Pilu Yeni di Kampung Gempol: Masuk Lewat Jendela-Tidur di Dapur

Pilu Yeni di Kampung Gempol: Masuk Lewat Jendela-Tidur di Dapur

Syahdan Alamsyah - detikJabar
Sabtu, 20 Des 2025 16:10 WIB
Pilu Yeni di Kampung Gempol: Masuk Lewat Jendela-Tidur di Dapur
Yeni menunjukkan rumahnya yang rusak akibat pergeseran tanah di Sukabumi (Foto: Syahdan Alamsyah/detikJabar)
Sukabumi -

Yeni (39) termenung di depan jendela rumahnya yang tanpa penutup di Kampung Gempol, Desa Cikadu, Kecamatan Palabuhanratu, Kabupaten Sukabumi.

Tidak ada pintu yang bisa ia buka untuk menyambut tamu. Sehari-hari, ia dan keluarganya terpaksa keluar-masuk rumah dengan cara memanjat jendela.

Bukan karena kunci yang hilang, melainkan karena struktur bangunan rumahnya sudah miring dan rusak parah akibat pergerakan tanah. Pintu depan sengaja tidak digunakan karena jika dibuka, Yeni khawatir guncangannya akan merubuhkan sisa bangunan yang kini hanya ditopang kayu seadanya.

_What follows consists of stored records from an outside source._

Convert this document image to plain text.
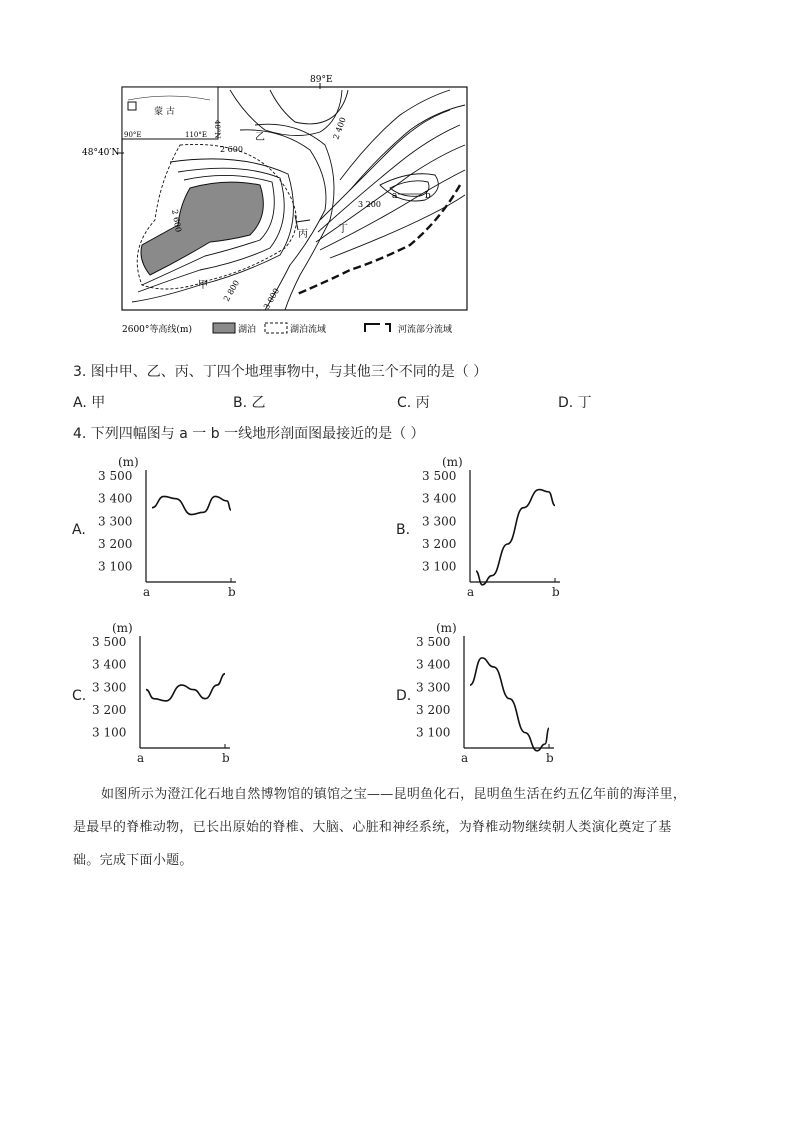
89°E
48°40′N
蒙 古
90°E	110°E 40°N
丙	丁
乙
甲
a	b
2 400
2 600
2 600
2 800	3 000
3 200
2600°等高线(m)	湖泊	湖泊流域	河流部分流域
3. 图中甲、乙、丙、丁四个地理事物中，与其他三个不同的是（ ）
A. 甲	B. 乙	C. 丙	D. 丁
4. 下列四幅图与 a 一 b 一线地形剖面图最接近的是（ ）
A.	B.
C.	D.
(m)
3 500
3 400
3 300
3 200
3 100
a	b
(m)
3 500
3 400
3 300
3 200
3 100
a	b
(m)
3 500
3 400
3 300
3 200
3 100
a	b
(m)
3 500
3 400
3 300
3 200
3 100
a	b
如图所示为澄江化石地自然博物馆的镇馆之宝——昆明鱼化石，昆明鱼生活在约五亿年前的海洋里，
是最早的脊椎动物，已长出原始的脊椎、大脑、心脏和神经系统，为脊椎动物继续朝人类演化奠定了基
础。完成下面小题。
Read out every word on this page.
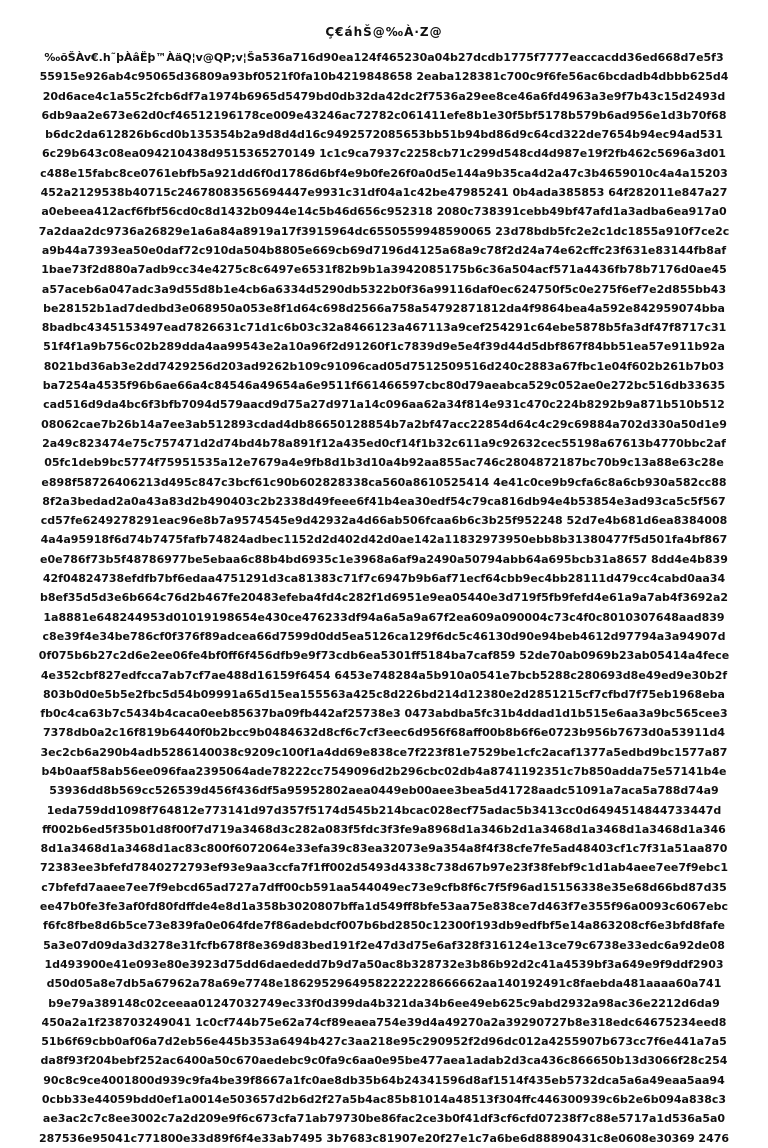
Ç€áhŠ@‰À·Z@
‰õŠÀv€.h˜þÀâËþ™ÀäQ¦v@QP;v¦Ša536a716d90ea124f465230a04b27dcdb1775f7777eaccacdd36ed668d7e5f3
55915e926ab4c95065d36809a93bf0521f0fa10b4219848658 2eaba128381c700c9f6fe56ac6bcdadb4dbbb625d4
20d6ace4c1a55c2fcb6df7a1974b6965d5479bd0db32da42dc2f7536a29ee8ce46a6fd4963a3e9f7b43c15d2493d
6db9aa2e673e62d0cf46512196178ce009e43246ac72782c061411efe8b1e30f5bf5178b579b6ad956e1d3b70f68
b6dc2da612826b6cd0b135354b2a9d8d4d16c9492572085653bb51b94bd86d9c64cd322de7654b94ec94ad531
6c29b643c08ea094210438d9515365270149 1c1c9ca7937c2258cb71c299d548cd4d987e19f2fb462c5696a3d01
c488e15fabc8ce0761ebfb5a921dd6f0d1786d6bf4e9b0fe26f0a0d5e144a9b35ca4d2a47c3b4659010c4a4a15203
452a2129538b40715c24678083565694447e9931c31df04a1c42be47985241 0b4ada385853 64f282011e847a27
a0ebeea412acf6fbf56cd0c8d1432b0944e14c5b46d656c952318 2080c738391cebb49bf47afd1a3adba6ea917a0
7a2daa2dc9736a26829e1a6a84a8919a17f3915964dc6550559948590065 23d78bdb5fc2e2c1dc1855a910f7ce2c
a9b44a7393ea50e0daf72c910da504b8805e669cb69d7196d4125a68a9c78f2d24a74e62cffc23f631e83144fb8af
1bae73f2d880a7adb9cc34e4275c8c6497e6531f82b9b1a3942085175b6c36a504acf571a4436fb78b7176d0ae45
a57aceb6a047adc3a9d55d8b1e4cb6a6334d5290db5322b0f36a99116daf0ec624750f5c0e275f6ef7e2d855bb43
be28152b1ad7dedbd3e068950a053e8f1d64c698d2566a758a54792871812da4f9864bea4a592e842959074bba
8badbc4345153497ead7826631c71d1c6b03c32a8466123a467113a9cef254291c64ebe5878b5fa3df47f8717c31
51f4f1a9b756c02b289dda4aa99543e2a10a96f2d91260f1c7839d9e5e4f39d44d5dbf867f84bb51ea57e911b92a
8021bd36ab3e2dd7429256d203ad9262b109c91096cad05d7512509516d240c2883a67fbc1e04f602b261b7b03
ba7254a4535f96b6ae66a4c84546a49654a6e9511f661466597cbc80d79aeabca529c052ae0e272bc516db33635
cad516d9da4bc6f3bfb7094d579aacd9d75a27d971a14c096aa62a34f814e931c470c224b8292b9a871b510b512
08062cae7b26b14a7ee3ab512893cdad4db86650128854b7a2bf47acc22854d64c4c29c69884a702d330a50d1e9
2a49c823474e75c757471d2d74bd4b78a891f12a435ed0cf14f1b32c611a9c92632cec55198a67613b4770bbc2af
05fc1deb9bc5774f75951535a12e7679a4e9fb8d1b3d10a4b92aa855ac746c2804872187bc70b9c13a88e63c28e
e898f58726406213d495c847c3bcf61c90b602828338ca560a8610525414 4e41c0ce9b9cfa6c8a6cb930a582cc88
8f2a3bedad2a0a43a83d2b490403c2b2338d49feee6f41b4ea30edf54c79ca816db94e4b53854e3ad93ca5c5f567
cd57fe6249278291eac96e8b7a9574545e9d42932a4d66ab506fcaa6b6c3b25f952248 52d7e4b681d6ea8384008
4a4a95918f6d74b7475fafb74824adbec1152d2d402d42d0ae142a11832973950ebb8b31380477f5d501fa4bf867
e0e786f73b5f48786977be5ebaa6c88b4bd6935c1e3968a6af9a2490a50794abb64a695bcb31a8657 8dd4e4b839
42f04824738efdfb7bf6edaa4751291d3ca81383c71f7c6947b9b6af71ecf64cbb9ec4bb28111d479cc4cabd0aa34
b8ef35d5d3e6b664c76d2b467fe20483efeba4fd4c282f1d6951e9ea05440e3d719f5fb9fefd4e61a9a7ab4f3692a2
1a8881e648244953d01019198654e430ce476233df94a6a5a9a67f2ea609a090004c73c4f0c8010307648aad839
c8e39f4e34be786cf0f376f89adcea66d7599d0dd5ea5126ca129f6dc5c46130d90e94beb4612d97794a3a94907d
0f075b6b27c2d6e2ee06fe4bf0ff6f456dfb9e9f73cdb6ea5301ff5184ba7caf859 52de70ab0969b23ab05414a4fece
4e352cbf827edfcca7ab7cf7ae488d16159f6454 6453e748284a5b910a0541e7bcb5288c280693d8e49ed9e30b2f
803b0d0e5b5e2fbc5d54b09991a65d15ea155563a425c8d226bd214d12380e2d2851215cf7cfbd7f75eb1968eba
fb0c4ca63b7c5434b4caca0eeb85637ba09fb442af25738e3 0473abdba5fc31b4ddad1d1b515e6aa3a9bc565cee3
7378db0a2c16f819b6440f0b2bcc9b0484632d8cf6c7cf3eec6d956f68aff00b8b6f6e0723b956b7673d0a53911d4
3ec2cb6a290b4adb5286140038c9209c100f1a4dd69e838ce7f223f81e7529be1cfc2acaf1377a5edbd9bc1577a87
b4b0aaf58ab56ee096faa2395064ade78222cc7549096d2b296cbc02db4a8741192351c7b850adda75e57141b4e
53936dd8b569cc526539d456f436df5a95952802aea0449eb00aee3bea5d41728aadc51091a7aca5a788d74a9
1eda759dd1098f764812e773141d97d357f5174d545b214bcac028ecf75adac5b3413cc0d6494514844733447d
ff002b6ed5f35b01d8f00f7d719a3468d3c282a083f5fdc3f3fe9a8968d1a346b2d1a3468d1a3468d1a3468d1a346
8d1a3468d1a3468d1ac83c800f6072064e33efa39c83ea32073e9a354a8f4f38cfe7fe5ad48403cf1c7f31a51aa870
72383ee3bfefd7840272793ef93e9aa3ccfa7f1ff002d5493d4338c738d67b97e23f38febf9c1d1ab4aee7ee7f9ebc1
c7bfefd7aaee7ee7f9ebcd65ad727a7dff00cb591aa544049ec73e9cfb8f6c7f5f96ad15156338e35e68d66bd87d35
ee47b0fe3fe3af0fd80fdffde4e8d1a358b3020807bffa1d549ff8bfe53aa75e838ce7d463f7e355f96a0093c6067ebc
f6fc8fbe8d6b5ce73e839fa0e064fde7f86adebdcf007b6bd2850c12300f193db9edfbf5e14a863208cf6e3bfd8fafe
5a3e07d09da3d3278e31fcfb678f8e369d83bed191f2e47d3d75e6af328f316124e13ce79c6738e33edc6a92de08
1d493900e41e093e80e3923d75dd6daededd7b9d7a50ac8b328732e3b86b92d2c41a4539bf3a649e9f9ddf2903
d50d05a8e7db5a67962a78a69e7748e18629529649582222228666662aa140192491c8faebda481aaaa60a741
b9e79a389148c02ceeaa01247032749ec33f0d399da4b321da34b6ee49eb625c9abd2932a98ac36e2212d6da9
450a2a1f238703249041 1c0cf744b75e62a74cf89eaea754e39d4a49270a2a39290727b8e318edc64675234eed8
51b6f69cbb0af06a7d2eb56e445b353a6494b427c3aa218e95c290952f2d96dc012a4255907b673cc7f6e441a7a5
da8f93f204bebf252ac6400a50c670aedebc9c0fa9c6aa0e95be477aea1adab2d3ca436c866650b13d3066f28c254
90c8c9ce4001800d939c9fa4be39f8667a1fc0ae8db35b64b24341596d8af1514f435eb5732dca5a6a49eaa5aa94
0cbb33e44059bdd0ef1a0014e503657d2b6d2f27a5b4ac85b81014a48513f304ffc446300939c6b2e6b094a838c3
ae3ac2c7c8ee3002c7a2d209e9f6c673cfa71ab79730be86fac2ce3b0f41df3cf6cfd07238f7c88e5717a1d536a5a0
287536e95041c771800e33d89f6f4e33ab7495 3b7683c81907e20f27e1c7a6be6d88890431c8e0608e30369 2476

SCROLL TO CONTINUE WITH CONTENT

"Tiap hari lewat jendela begini kalau mau masuk. Pintunya sudah tidak bisa ditempati, takut roboh kalau dibuka," ujar Yeni sambil memperagakan caranya masuk ke dalam rumah.

ADVERTISEMENT

Bertaruh Nyawa di Zona Merah

Saat masuk ke dalam rumah, pemandangan yang lebih memilukan langsung terlihat. Dinding-dinding rumah Yeni tampak retak besar dan miring. Agar tidak ambruk menimpa penghuninya, tembok-tembok itu harus disangga (dikenal warga setempat sebagai 'ditunjel') menggunakan batang-batang kayu.

Lantai keramik yang dulu rapi kini hancur, menyisakan tanah yang tidak rata.

Di rumah yang sudah dinyatakan sebagai Zona Merah ini, Yeni tinggal bersama suami dan dua anaknya yang masih kecil, berusia 8 dan 5 tahun.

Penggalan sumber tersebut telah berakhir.